Vulcano Marsili, facciamo chiarezza

-MESSINA – Da un po di tempo gira voce nel web di un’imminente eruzione del vulcano sottomarino Marsili. L’allerta di alcuni utenti web nasce dopo una serie di terremoti da subduzione che si sono verificati sotto la costa calabra.

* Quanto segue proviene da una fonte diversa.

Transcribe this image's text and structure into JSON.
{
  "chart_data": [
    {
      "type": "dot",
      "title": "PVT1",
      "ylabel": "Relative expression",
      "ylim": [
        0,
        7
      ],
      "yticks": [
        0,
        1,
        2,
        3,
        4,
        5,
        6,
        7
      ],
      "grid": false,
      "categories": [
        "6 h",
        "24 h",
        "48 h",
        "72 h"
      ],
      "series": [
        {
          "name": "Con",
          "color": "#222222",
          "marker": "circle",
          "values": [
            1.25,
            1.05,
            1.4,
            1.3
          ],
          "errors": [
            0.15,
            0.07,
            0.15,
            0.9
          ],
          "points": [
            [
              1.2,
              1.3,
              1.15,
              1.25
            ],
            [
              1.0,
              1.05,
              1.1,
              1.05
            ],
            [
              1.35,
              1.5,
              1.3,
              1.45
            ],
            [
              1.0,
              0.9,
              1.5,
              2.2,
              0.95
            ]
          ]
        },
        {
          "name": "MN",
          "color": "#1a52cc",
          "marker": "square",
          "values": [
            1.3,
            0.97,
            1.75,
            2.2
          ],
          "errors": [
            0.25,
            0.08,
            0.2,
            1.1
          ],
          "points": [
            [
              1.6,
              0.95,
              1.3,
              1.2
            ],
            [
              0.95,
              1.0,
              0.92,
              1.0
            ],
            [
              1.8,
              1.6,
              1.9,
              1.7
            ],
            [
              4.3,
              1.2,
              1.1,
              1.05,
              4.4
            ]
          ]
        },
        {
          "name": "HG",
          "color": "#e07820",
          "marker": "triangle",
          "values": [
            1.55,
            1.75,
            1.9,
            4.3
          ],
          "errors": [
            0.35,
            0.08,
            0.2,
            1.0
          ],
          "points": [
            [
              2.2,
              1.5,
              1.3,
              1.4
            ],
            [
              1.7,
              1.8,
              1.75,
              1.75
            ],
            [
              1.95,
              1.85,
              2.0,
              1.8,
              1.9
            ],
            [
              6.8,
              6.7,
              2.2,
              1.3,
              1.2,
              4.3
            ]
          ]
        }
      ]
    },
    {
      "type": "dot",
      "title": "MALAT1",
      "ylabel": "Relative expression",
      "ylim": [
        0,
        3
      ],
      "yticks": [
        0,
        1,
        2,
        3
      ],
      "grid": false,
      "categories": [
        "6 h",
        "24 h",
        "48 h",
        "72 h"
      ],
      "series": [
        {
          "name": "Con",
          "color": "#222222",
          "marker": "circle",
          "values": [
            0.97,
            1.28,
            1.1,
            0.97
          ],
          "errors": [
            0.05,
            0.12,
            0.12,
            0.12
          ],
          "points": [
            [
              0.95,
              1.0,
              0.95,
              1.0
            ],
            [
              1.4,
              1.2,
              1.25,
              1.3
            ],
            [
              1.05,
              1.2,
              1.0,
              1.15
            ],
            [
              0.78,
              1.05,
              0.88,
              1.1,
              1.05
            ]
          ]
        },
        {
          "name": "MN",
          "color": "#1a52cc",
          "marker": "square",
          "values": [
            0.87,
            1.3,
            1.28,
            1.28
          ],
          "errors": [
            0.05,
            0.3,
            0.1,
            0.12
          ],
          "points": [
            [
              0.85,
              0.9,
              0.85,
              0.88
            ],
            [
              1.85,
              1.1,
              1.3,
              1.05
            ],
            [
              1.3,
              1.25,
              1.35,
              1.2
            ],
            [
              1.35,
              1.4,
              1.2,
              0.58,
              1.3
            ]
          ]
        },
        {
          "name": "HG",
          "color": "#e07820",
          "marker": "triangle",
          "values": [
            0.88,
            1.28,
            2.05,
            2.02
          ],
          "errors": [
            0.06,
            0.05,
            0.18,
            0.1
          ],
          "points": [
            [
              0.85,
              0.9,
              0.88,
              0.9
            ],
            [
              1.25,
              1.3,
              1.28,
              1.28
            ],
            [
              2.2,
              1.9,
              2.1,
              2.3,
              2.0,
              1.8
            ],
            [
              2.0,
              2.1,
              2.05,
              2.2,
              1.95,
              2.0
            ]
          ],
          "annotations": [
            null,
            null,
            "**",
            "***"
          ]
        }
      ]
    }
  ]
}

Come è stato spiegato alla Gazzetta del Sud dalla Geologa Lucia Marsili dell’INGV in un’intervista del 27/07/2012 ,la quale ha spiegato la causa degli eventi accaduti, dichiarando << Sono i terremoti al di sotto della crosta terrestre spiegati dalla tettonica a placche. In queste aree si verificano generalmente eventi tellurici compresi tra i 100 e i 500 chilometri che non si verificano in altre zone d’Italia. Quando due placche litosferiche si avvicinano, una delle due, la placca litosferica oceanica, si flette e va a finire sotto l’altra, formando una zona di subduzione, determinando terremoti superficiali e profondi. Quando due placche invece si allontanano, in un margine divergente, lasciano spazio al mantello per risalire, in particolare alla parte astenosferica dello stesso, formando delle zone di fratturazione se ci troviamo su una placca continentale, o delle dorsali oceaniche. Nel caso specifico del Tirreno – continua l’esperta – la placca ionica si inflette sotto la Calabria e scende verso nord-ovest, al di sotto del bacino tirrenico. L’antico oceano della Tetide quindi, (il Mar Ionio) si inflette sotto la Calabria e sprofonda sotto il Mar Tirreno dando luogo a un’attività sismica particolarmente profonda». La subduzione, spiega Marsili, non è evidenziata solo dai terremoti profondi, ma anche da un’area che rappresenta un’anomalia di velocità: «Come sappiamo la Calabria si muove in direzione opposta all’Africa di 3,5 mm annui, quindi al di sotto della regione c’è una vera zona di subduzione che un tempo era più grande e correva lungo tutta la catena appenninica. Oggi, a causa di rispettivi strappi nella litosfera, la subduzione è limitata a 200 chilometri sotto la Calabria, ed è proprio sotto questa ristretta zona che si verificano i terremoti profondi che abbiamo osservato negli ultimi giorni». Il fenomeno, rileva l’Ingv, non è solo recente: negli ultimi 5 anni ci sono stati nell’area due terremoti di magnitudo superiore a 5, e in passato, precisamente nel 1938, ce n’è stato uno addirittura di magnitudo 7,1, uno dei più forti registrati nell’area italiana. Nessun risveglio del vulcano ma semplicemente il naturale decorso del fenomeno della tettonica a placche. Con questo articolo speriamo di fare chiarezza sulle mille fantasie in corso riguardo un suo risveglio o ancor peggio di una sua eruzione.